Return to sport is highly variable. Some people return to low-impact sport earlier, while pivoting or impact sports typically require more time because they demand strong, reactive control and tolerance to compressive and shear loads through the knee joint surface. Your physiotherapist should use objective markers (strength symmetry, hop or functional testing when appropriate, movement quality, swelling response) rather than time alone to guide return-to-sport decisions.
Complications
- Knee stiffness and reduced range of motion (sometimes arthrofibrosis)
- Persistent swelling and quadriceps inhibition
- Malalignment (varus or valgus) or malunion
- Ongoing pain with loading, stairs, or uneven ground
- Post-traumatic osteoarthritis
- Deep vein thrombosis (blood clot), particularly with reduced mobility
- Infection (more relevant after surgery)
- Hardware irritation or prominence after fixation
- Compartment syndrome or neurovascular compromise (rare, urgent early complication)
Preventing Recurrence
- Build and maintain strong quadriceps, glutes, and calves to improve knee control and reduce risky knee “buckling” during sport and slips.
- Include balance and reaction training, especially if your fracture happened from a fall, to reduce the chance of another awkward landing or twist.
- Progress impact activities gradually after recovery so the knee joint surface adapts to load, rather than jumping straight back into running, jumping, or downhill sport.

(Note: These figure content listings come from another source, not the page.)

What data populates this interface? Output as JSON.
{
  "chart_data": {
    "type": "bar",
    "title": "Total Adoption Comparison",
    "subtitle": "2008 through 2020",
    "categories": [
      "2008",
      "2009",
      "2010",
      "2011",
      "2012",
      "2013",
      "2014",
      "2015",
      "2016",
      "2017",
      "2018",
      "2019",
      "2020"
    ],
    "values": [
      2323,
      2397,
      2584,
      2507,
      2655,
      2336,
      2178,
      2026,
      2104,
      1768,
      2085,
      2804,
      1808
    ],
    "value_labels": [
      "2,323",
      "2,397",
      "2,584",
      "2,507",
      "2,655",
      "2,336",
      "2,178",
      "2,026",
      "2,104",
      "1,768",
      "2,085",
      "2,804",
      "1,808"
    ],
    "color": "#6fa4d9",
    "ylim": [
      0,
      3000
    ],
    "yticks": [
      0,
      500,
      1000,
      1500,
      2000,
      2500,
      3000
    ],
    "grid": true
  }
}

- Address bone health if relevant: strength training, adequate calcium and vitamin D intake, and medical review for osteopenia or osteoporosis to reduce risk of future fractures.
- For snow sports or high-speed cycling, focus on technique and fatigue management (fatigue increases poor landings and falls), and consider protective strategies such as skills coaching and safer terrain choices during return.
When to See a Physio
- Immediately after diagnosis to learn safe crutch use, swelling control, and early movement strategies within your restrictions.
- If your knee is not regaining extension or bending as expected (stiffness can become harder to reverse if it persists).
- If you are cleared to weight-bear but still limp, avoid stairs, or feel unstable.
- If swelling keeps returning after small increases in activity.
- If you are preparing to return to sport or a physical job and want objective testing and a graded plan.